Anyway, it was the Great Depression and my great-grandparents were madly in love and stupid about the ways of the world (aren’t we all?). Poppy decided he wanted to surprise her with something special he saved up for. He bought a coffee maker. Apparently coffee was a novelty item back then since it was so expensive. People decided to go without and purchase more reasonable foodstuffs rather than go hungry but remain alert and energized. He splurged and bought her a coffee maker because she had mentioned offhand that she liked coffee. She got home and noticed it sitting on her counter. My Pop was slyly sitting in a kitchen chair, struggling to keep the grin from spreading ear to ear. My Mema proclaimed that she was going to make coffee immediately. She opened up the lid and gasped. There was a tiny wedding ring sitting in the bottom of the pot. My Pop just proposed to my Mema!! They were inseparable ever since.

Poppy Jim and Mema.

Poppy Jim and Mema.

They never were incredibly rich but my Pop gave her the moon, the stars, and all the world had to offer. When the time came where they didn’t feel comfortable going out for long periods of time anymore, my Pop would write her birthday cards, Christmas cards, and anniversary cards on a paper plate and sometimes tape money to the back so she could go and buy whatever her heart desired. The notes he would write were sweet nothing’s, he called her “Dear”, and “Love of mine”. She had stacks of them. She saved every single one he gave her.

Mema and Poppy Jim.

Mema and Poppy Jim.

My Pop passed away on the very date he came into this world, December 24, 96 years later. My Mema passed shortly after. I think that when you are with someone for that long, you just die of heartache. She missed her beloved so much. She was fortunate to know, before she passed, that she had a great-great-grand baby on the way. She was able to recognize the sonograph picture. What a life! To know that you were the founder, the Queen of The Clan, for four generations and to SEE those generations of people, of daughters and sons, and grand babies, grow up! My Pop liked cherry pie and fought fires like his dad and his dad before him. My Mema was a dainty woman who always had her hair just so and liked to dance.

Dancing the night away.

Dancing the night away.

These are the people I aspire to be. I have them in me. There isn’t a time that I walk into a room and smell fresh Italian crusty bread or that stinky cheese and I’m not taken back to my Old Mema’s floral one bedroom condo or when I see an old rickety man hobbling down the sidewalk I think about my Poppy Cane.
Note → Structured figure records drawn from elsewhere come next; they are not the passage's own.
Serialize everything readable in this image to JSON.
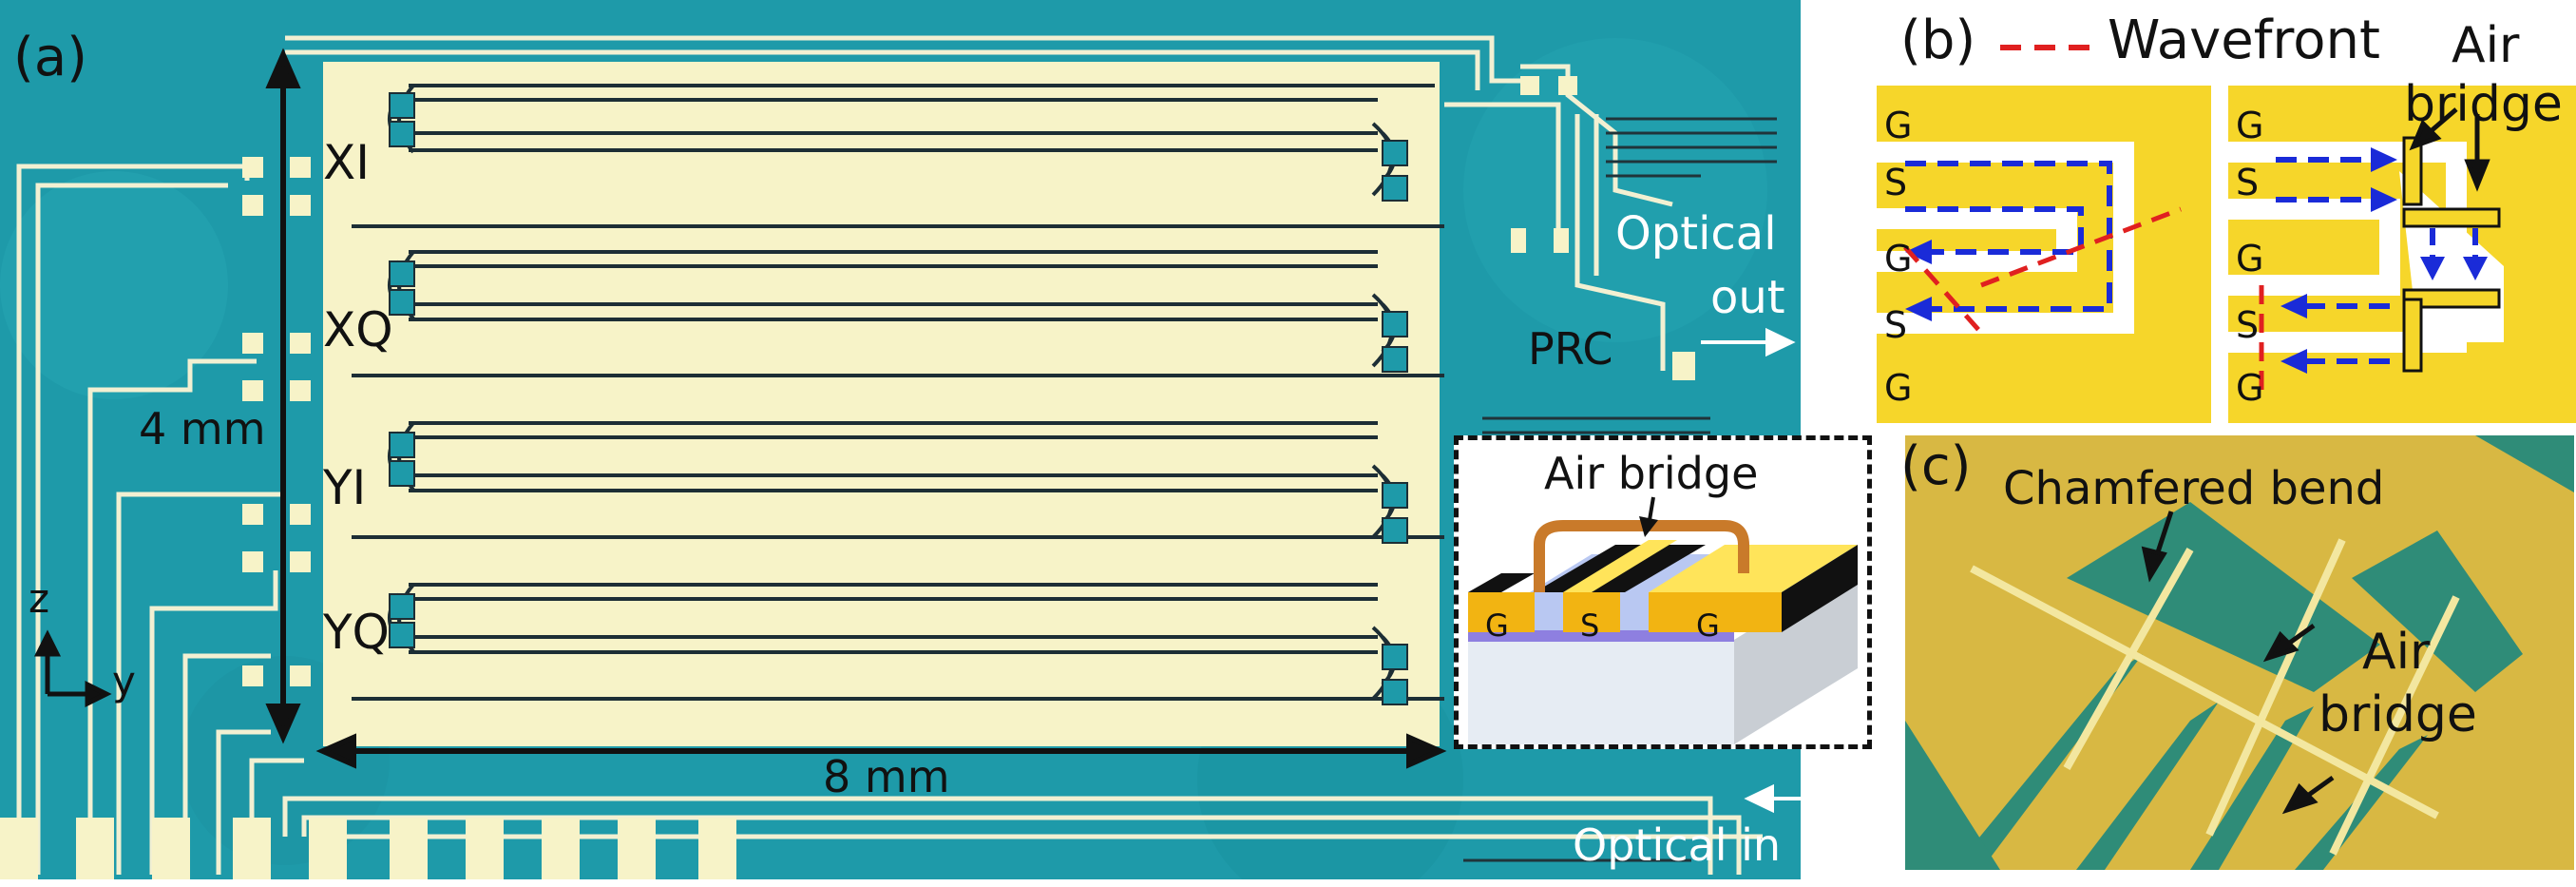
{
  "panel_a": {
    "label": "(a)",
    "row_labels": [
      "XI",
      "XQ",
      "YI",
      "YQ"
    ],
    "height_dim": "4 mm",
    "width_dim": "8 mm",
    "axis_z": "z",
    "axis_y": "y",
    "optical_out": [
      "Optical",
      "out"
    ],
    "prc": "PRC",
    "optical_in": "Optical in",
    "inset_title": "Air bridge",
    "inset_g1": "G",
    "inset_s": "S",
    "inset_g2": "G"
  },
  "panel_b": {
    "label": "(b)",
    "legend": "Wavefront",
    "left_labels": [
      "G",
      "S",
      "G",
      "S",
      "G"
    ],
    "right_labels": [
      "G",
      "S",
      "G",
      "S",
      "G"
    ],
    "air_bridge": [
      "Air",
      "bridge"
    ]
  },
  "panel_c": {
    "label": "(c)",
    "chamfered": "Chamfered bend",
    "air_bridge": [
      "Air",
      "bridge"
    ]
  },
  "colors": {
    "substrate": "#1e9aa9",
    "electrode": "#f7f3c8",
    "gold": "#f6d62a",
    "wavefront": "#e02020",
    "field_arrow": "#1a2bd8"
  }
}
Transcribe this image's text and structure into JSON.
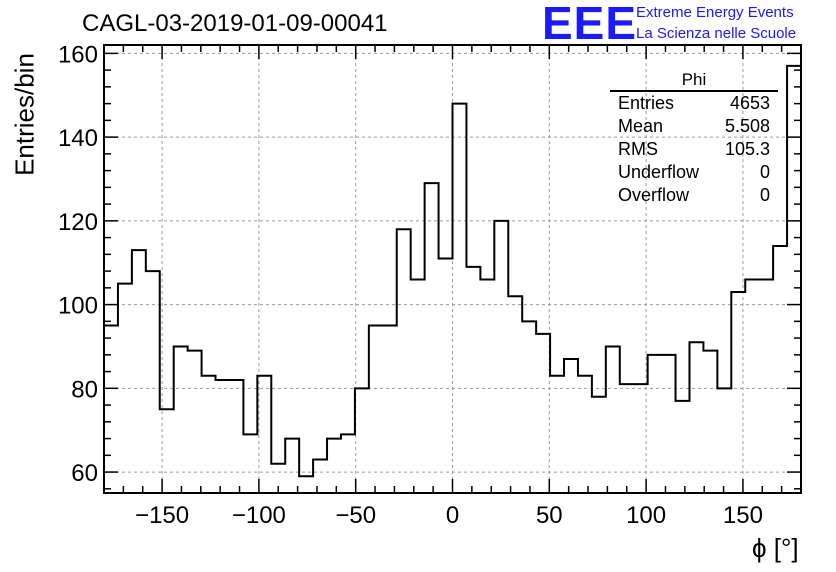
{
  "header": {
    "title": "CAGL-03-2019-01-09-00041",
    "logo_text": "EEE",
    "logo_line1": "Extreme Energy Events",
    "logo_line2": "La Scienza nelle Scuole"
  },
  "stats_box": {
    "title": "Phi",
    "rows": [
      {
        "label": "Entries",
        "value": "4653"
      },
      {
        "label": "Mean",
        "value": "5.508"
      },
      {
        "label": "RMS",
        "value": "105.3"
      },
      {
        "label": "Underflow",
        "value": "0"
      },
      {
        "label": "Overflow",
        "value": "0"
      }
    ]
  },
  "chart_data": {
    "type": "histogram",
    "title": "CAGL-03-2019-01-09-00041",
    "xlabel": "ϕ [°]",
    "ylabel": "Entries/bin",
    "xlim": [
      -180,
      180
    ],
    "ylim": [
      55,
      162
    ],
    "bin_width": 7.2,
    "bin_edges_start": -180,
    "values": [
      95,
      105,
      113,
      108,
      75,
      90,
      89,
      83,
      82,
      82,
      69,
      83,
      62,
      68,
      59,
      63,
      68,
      69,
      80,
      95,
      95,
      118,
      106,
      129,
      111,
      148,
      109,
      106,
      120,
      102,
      96,
      93,
      83,
      87,
      83,
      78,
      90,
      81,
      81,
      88,
      88,
      77,
      91,
      89,
      80,
      103,
      106,
      106,
      114,
      157
    ],
    "xticks": [
      -150,
      -100,
      -50,
      0,
      50,
      100,
      150
    ],
    "yticks": [
      60,
      80,
      100,
      120,
      140,
      160
    ],
    "grid": true,
    "line_color": "#000000"
  }
}
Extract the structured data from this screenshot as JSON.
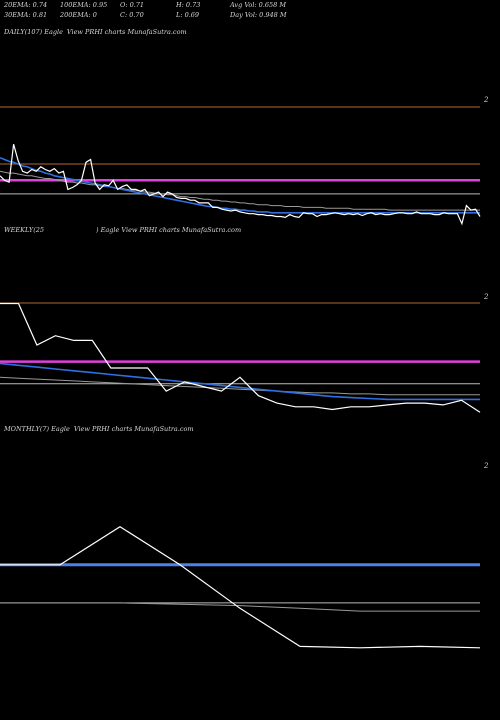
{
  "stats": {
    "ema20": "20EMA: 0.74",
    "ema100": "100EMA: 0.95",
    "open": "O: 0.71",
    "high": "H: 0.73",
    "avg_vol": "Avg Vol: 0.658 M",
    "ema30": "30EMA: 0.81",
    "ema200": "200EMA: 0",
    "close": "C: 0.70",
    "low": "L: 0.69",
    "day_vol": "Day Vol: 0.948 M"
  },
  "panels": {
    "daily": {
      "label_prefix": "DAILY(107) Eagle",
      "label_suffix": "View  PRHI charts MunafaSutra.com"
    },
    "weekly": {
      "label_prefix": "WEEKLY(25",
      "label_suffix": ") Eagle   View  PRHI charts MunafaSutra.com"
    },
    "monthly": {
      "label_prefix": "MONTHLY(7) Eagle",
      "label_suffix": "View  PRHI charts MunafaSutra.com"
    }
  },
  "chart_data": [
    {
      "type": "line",
      "name": "daily",
      "axis_tick": "2",
      "ylim": [
        0.55,
        2.1
      ],
      "price": [
        1.15,
        1.1,
        1.08,
        1.5,
        1.32,
        1.2,
        1.18,
        1.22,
        1.2,
        1.25,
        1.22,
        1.2,
        1.23,
        1.18,
        1.2,
        1.0,
        1.02,
        1.05,
        1.1,
        1.3,
        1.33,
        1.07,
        1.0,
        1.05,
        1.04,
        1.1,
        1.0,
        1.03,
        1.05,
        1.0,
        1.0,
        0.98,
        1.0,
        0.93,
        0.95,
        0.97,
        0.92,
        0.97,
        0.95,
        0.91,
        0.9,
        0.9,
        0.88,
        0.88,
        0.85,
        0.85,
        0.85,
        0.8,
        0.8,
        0.78,
        0.77,
        0.76,
        0.77,
        0.75,
        0.74,
        0.73,
        0.73,
        0.72,
        0.72,
        0.71,
        0.71,
        0.7,
        0.7,
        0.69,
        0.72,
        0.7,
        0.69,
        0.74,
        0.73,
        0.73,
        0.7,
        0.72,
        0.72,
        0.73,
        0.74,
        0.73,
        0.72,
        0.73,
        0.72,
        0.73,
        0.71,
        0.73,
        0.74,
        0.72,
        0.73,
        0.72,
        0.72,
        0.73,
        0.74,
        0.74,
        0.73,
        0.73,
        0.75,
        0.73,
        0.73,
        0.73,
        0.72,
        0.72,
        0.74,
        0.73,
        0.73,
        0.73,
        0.62,
        0.82,
        0.77,
        0.78,
        0.7
      ],
      "ema_blue": [
        1.35,
        1.33,
        1.31,
        1.3,
        1.28,
        1.26,
        1.25,
        1.23,
        1.21,
        1.2,
        1.18,
        1.17,
        1.15,
        1.14,
        1.13,
        1.12,
        1.11,
        1.1,
        1.09,
        1.08,
        1.07,
        1.06,
        1.05,
        1.04,
        1.03,
        1.02,
        1.01,
        1.0,
        0.99,
        0.98,
        0.97,
        0.96,
        0.95,
        0.94,
        0.93,
        0.92,
        0.91,
        0.9,
        0.89,
        0.88,
        0.87,
        0.86,
        0.85,
        0.84,
        0.83,
        0.82,
        0.81,
        0.81,
        0.8,
        0.79,
        0.79,
        0.78,
        0.78,
        0.77,
        0.77,
        0.76,
        0.76,
        0.75,
        0.75,
        0.75,
        0.74,
        0.74,
        0.74,
        0.74,
        0.74,
        0.74,
        0.74,
        0.74,
        0.74,
        0.74,
        0.74,
        0.74,
        0.74,
        0.74,
        0.74,
        0.74,
        0.74,
        0.74,
        0.74,
        0.74,
        0.74,
        0.74,
        0.74,
        0.74,
        0.74,
        0.74,
        0.74,
        0.74,
        0.74,
        0.74,
        0.74,
        0.74,
        0.74,
        0.74,
        0.74,
        0.74,
        0.74,
        0.74,
        0.74,
        0.74,
        0.74,
        0.74,
        0.74,
        0.74,
        0.74,
        0.74,
        0.74
      ],
      "ema_gray": [
        1.2,
        1.19,
        1.18,
        1.18,
        1.17,
        1.16,
        1.15,
        1.15,
        1.14,
        1.13,
        1.12,
        1.12,
        1.11,
        1.1,
        1.09,
        1.08,
        1.08,
        1.07,
        1.07,
        1.06,
        1.05,
        1.05,
        1.04,
        1.03,
        1.03,
        1.02,
        1.01,
        1.01,
        1.0,
        0.99,
        0.99,
        0.98,
        0.97,
        0.97,
        0.96,
        0.95,
        0.95,
        0.94,
        0.94,
        0.93,
        0.92,
        0.92,
        0.91,
        0.91,
        0.9,
        0.89,
        0.89,
        0.88,
        0.88,
        0.87,
        0.87,
        0.86,
        0.86,
        0.85,
        0.85,
        0.84,
        0.84,
        0.83,
        0.83,
        0.83,
        0.82,
        0.82,
        0.82,
        0.81,
        0.81,
        0.81,
        0.81,
        0.8,
        0.8,
        0.8,
        0.8,
        0.8,
        0.79,
        0.79,
        0.79,
        0.79,
        0.79,
        0.79,
        0.78,
        0.78,
        0.78,
        0.78,
        0.78,
        0.78,
        0.78,
        0.78,
        0.77,
        0.77,
        0.77,
        0.77,
        0.77,
        0.77,
        0.77,
        0.77,
        0.77,
        0.77,
        0.77,
        0.77,
        0.77,
        0.77,
        0.77,
        0.77,
        0.77,
        0.77,
        0.77,
        0.77,
        0.77
      ],
      "level_magenta": 1.1,
      "level_gray": 0.95,
      "level_upper": 1.83
    },
    {
      "type": "line",
      "name": "weekly",
      "axis_tick": "2",
      "ylim": [
        0.55,
        2.1
      ],
      "price": [
        1.9,
        1.9,
        1.45,
        1.55,
        1.5,
        1.5,
        1.2,
        1.2,
        1.2,
        0.95,
        1.05,
        1.0,
        0.95,
        1.1,
        0.9,
        0.82,
        0.78,
        0.78,
        0.75,
        0.78,
        0.78,
        0.8,
        0.82,
        0.82,
        0.8,
        0.85,
        0.72
      ],
      "ema_blue": [
        1.25,
        1.23,
        1.21,
        1.19,
        1.17,
        1.15,
        1.13,
        1.11,
        1.09,
        1.07,
        1.05,
        1.03,
        1.01,
        0.99,
        0.97,
        0.95,
        0.93,
        0.91,
        0.89,
        0.88,
        0.87,
        0.86,
        0.86,
        0.86,
        0.86,
        0.86,
        0.86
      ],
      "ema_gray": [
        1.1,
        1.09,
        1.08,
        1.07,
        1.06,
        1.05,
        1.04,
        1.03,
        1.02,
        1.01,
        1.0,
        0.99,
        0.98,
        0.97,
        0.96,
        0.95,
        0.94,
        0.93,
        0.93,
        0.92,
        0.92,
        0.91,
        0.91,
        0.91,
        0.91,
        0.91,
        0.91
      ],
      "level_magenta": 1.27,
      "level_gray": 1.03,
      "level_upper": 1.95
    },
    {
      "type": "line",
      "name": "monthly",
      "axis_tick": "2",
      "ylim": [
        0.4,
        2.2
      ],
      "price": [
        1.32,
        1.32,
        1.6,
        1.32,
        1.0,
        0.72,
        0.71,
        0.72,
        0.71
      ],
      "ema_blue": [
        1.32,
        1.32,
        1.32,
        1.32,
        1.32,
        1.32,
        1.32,
        1.32,
        1.32
      ],
      "ema_gray": [
        1.04,
        1.04,
        1.04,
        1.03,
        1.02,
        1.0,
        0.98,
        0.98,
        0.98
      ],
      "level_gray": 1.04,
      "level_upper": 2.02
    }
  ]
}
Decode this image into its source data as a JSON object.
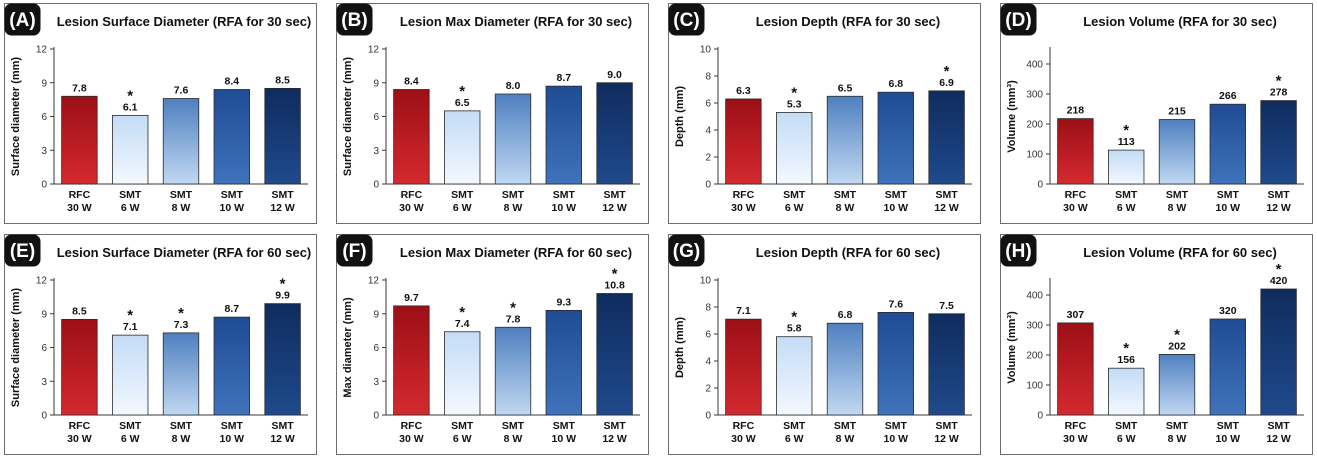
{
  "colors": {
    "rfc_top": "#9c0f16",
    "rfc_bottom": "#d42a2f",
    "smt6_top": "#c3dcf6",
    "smt6_bottom": "#f3f8ff",
    "smt8_top": "#4f80bf",
    "smt8_bottom": "#c0d8f2",
    "smt10_top": "#1f4c94",
    "smt10_bottom": "#3f73bb",
    "smt12_top": "#0f2c5e",
    "smt12_bottom": "#1f4a8c",
    "badge": "#111111"
  },
  "chart_data": [
    {
      "panel": "(A)",
      "type": "bar",
      "title": "Lesion Surface Diameter (RFA for 30 sec)",
      "ylabel": "Surface diameter (mm)",
      "ylim": [
        0,
        12
      ],
      "yticks": [
        0,
        3,
        6,
        9,
        12
      ],
      "categories": [
        [
          "RFC",
          "30 W"
        ],
        [
          "SMT",
          "6 W"
        ],
        [
          "SMT",
          "8 W"
        ],
        [
          "SMT",
          "10 W"
        ],
        [
          "SMT",
          "12 W"
        ]
      ],
      "values": [
        7.8,
        6.1,
        7.6,
        8.4,
        8.5
      ],
      "labels": [
        "7.8",
        "6.1",
        "7.6",
        "8.4",
        "8.5"
      ],
      "significant": [
        false,
        true,
        false,
        false,
        false
      ]
    },
    {
      "panel": "(B)",
      "type": "bar",
      "title": "Lesion Max Diameter (RFA for 30 sec)",
      "ylabel": "Surface diameter (mm)",
      "ylim": [
        0,
        12
      ],
      "yticks": [
        0,
        3,
        6,
        9,
        12
      ],
      "categories": [
        [
          "RFC",
          "30 W"
        ],
        [
          "SMT",
          "6 W"
        ],
        [
          "SMT",
          "8 W"
        ],
        [
          "SMT",
          "10 W"
        ],
        [
          "SMT",
          "12 W"
        ]
      ],
      "values": [
        8.4,
        6.5,
        8.0,
        8.7,
        9.0
      ],
      "labels": [
        "8.4",
        "6.5",
        "8.0",
        "8.7",
        "9.0"
      ],
      "significant": [
        false,
        true,
        false,
        false,
        false
      ]
    },
    {
      "panel": "(C)",
      "type": "bar",
      "title": "Lesion Depth (RFA for 30 sec)",
      "ylabel": "Depth (mm)",
      "ylim": [
        0,
        10
      ],
      "yticks": [
        0,
        2,
        4,
        6,
        8,
        10
      ],
      "categories": [
        [
          "RFC",
          "30 W"
        ],
        [
          "SMT",
          "6 W"
        ],
        [
          "SMT",
          "8 W"
        ],
        [
          "SMT",
          "10 W"
        ],
        [
          "SMT",
          "12 W"
        ]
      ],
      "values": [
        6.3,
        5.3,
        6.5,
        6.8,
        6.9
      ],
      "labels": [
        "6.3",
        "5.3",
        "6.5",
        "6.8",
        "6.9"
      ],
      "significant": [
        false,
        true,
        false,
        false,
        true
      ]
    },
    {
      "panel": "(D)",
      "type": "bar",
      "title": "Lesion Volume (RFA for 30 sec)",
      "ylabel": "Volume (mm³)",
      "ylim": [
        0,
        450
      ],
      "yticks": [
        0,
        100,
        200,
        300,
        400
      ],
      "categories": [
        [
          "RFC",
          "30 W"
        ],
        [
          "SMT",
          "6 W"
        ],
        [
          "SMT",
          "8 W"
        ],
        [
          "SMT",
          "10 W"
        ],
        [
          "SMT",
          "12 W"
        ]
      ],
      "values": [
        218,
        113,
        215,
        266,
        278
      ],
      "labels": [
        "218",
        "113",
        "215",
        "266",
        "278"
      ],
      "significant": [
        false,
        true,
        false,
        false,
        true
      ]
    },
    {
      "panel": "(E)",
      "type": "bar",
      "title": "Lesion Surface Diameter (RFA for 60 sec)",
      "ylabel": "Surface diameter (mm)",
      "ylim": [
        0,
        12
      ],
      "yticks": [
        0,
        3,
        6,
        9,
        12
      ],
      "categories": [
        [
          "RFC",
          "30 W"
        ],
        [
          "SMT",
          "6 W"
        ],
        [
          "SMT",
          "8 W"
        ],
        [
          "SMT",
          "10 W"
        ],
        [
          "SMT",
          "12 W"
        ]
      ],
      "values": [
        8.5,
        7.1,
        7.3,
        8.7,
        9.9
      ],
      "labels": [
        "8.5",
        "7.1",
        "7.3",
        "8.7",
        "9.9"
      ],
      "significant": [
        false,
        true,
        true,
        false,
        true
      ]
    },
    {
      "panel": "(F)",
      "type": "bar",
      "title": "Lesion Max Diameter (RFA for 60 sec)",
      "ylabel": "Max diameter (mm)",
      "ylim": [
        0,
        12
      ],
      "yticks": [
        0,
        3,
        6,
        9,
        12
      ],
      "categories": [
        [
          "RFC",
          "30 W"
        ],
        [
          "SMT",
          "6 W"
        ],
        [
          "SMT",
          "8 W"
        ],
        [
          "SMT",
          "10 W"
        ],
        [
          "SMT",
          "12 W"
        ]
      ],
      "values": [
        9.7,
        7.4,
        7.8,
        9.3,
        10.8
      ],
      "labels": [
        "9.7",
        "7.4",
        "7.8",
        "9.3",
        "10.8"
      ],
      "significant": [
        false,
        true,
        true,
        false,
        true
      ]
    },
    {
      "panel": "(G)",
      "type": "bar",
      "title": "Lesion Depth (RFA for 60 sec)",
      "ylabel": "Depth (mm)",
      "ylim": [
        0,
        10
      ],
      "yticks": [
        0,
        2,
        4,
        6,
        8,
        10
      ],
      "categories": [
        [
          "RFC",
          "30 W"
        ],
        [
          "SMT",
          "6 W"
        ],
        [
          "SMT",
          "8 W"
        ],
        [
          "SMT",
          "10 W"
        ],
        [
          "SMT",
          "12 W"
        ]
      ],
      "values": [
        7.1,
        5.8,
        6.8,
        7.6,
        7.5
      ],
      "labels": [
        "7.1",
        "5.8",
        "6.8",
        "7.6",
        "7.5"
      ],
      "significant": [
        false,
        true,
        false,
        false,
        false
      ]
    },
    {
      "panel": "(H)",
      "type": "bar",
      "title": "Lesion Volume (RFA for 60 sec)",
      "ylabel": "Volume (mm³)",
      "ylim": [
        0,
        450
      ],
      "yticks": [
        0,
        100,
        200,
        300,
        400
      ],
      "categories": [
        [
          "RFC",
          "30 W"
        ],
        [
          "SMT",
          "6 W"
        ],
        [
          "SMT",
          "8 W"
        ],
        [
          "SMT",
          "10 W"
        ],
        [
          "SMT",
          "12 W"
        ]
      ],
      "values": [
        307,
        156,
        202,
        320,
        420
      ],
      "labels": [
        "307",
        "156",
        "202",
        "320",
        "420"
      ],
      "significant": [
        false,
        true,
        true,
        false,
        true
      ]
    }
  ]
}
There isn’t a time that goes by where I don’t end up making a cherry pie just because I know my Pop would have been grumpy if there wasn’t one on the table at a holiday meal or when I wear my Mema’s belts because they are STILL in fashion some 40 or 50 odd years later.

Hug your family members every chance you get and tell them that you love them. Ask about their love stories and how they came to be. Ask them what they liked to do as a child growing up. When you realize the heroes in your life aren’t as invincible as you once though, you will find comfort in knowing you spent as much time as you could with them while you had the chance. They are the greatest people in the world. No one has a family quite like you. I know this. I have one of the greatest.

~Tarah

P.S. the special “grandparent” edition Family Post will go up too, one of these days. My late Mema Schock has a birthday today (4/6). Love you Mema and miss you dearly.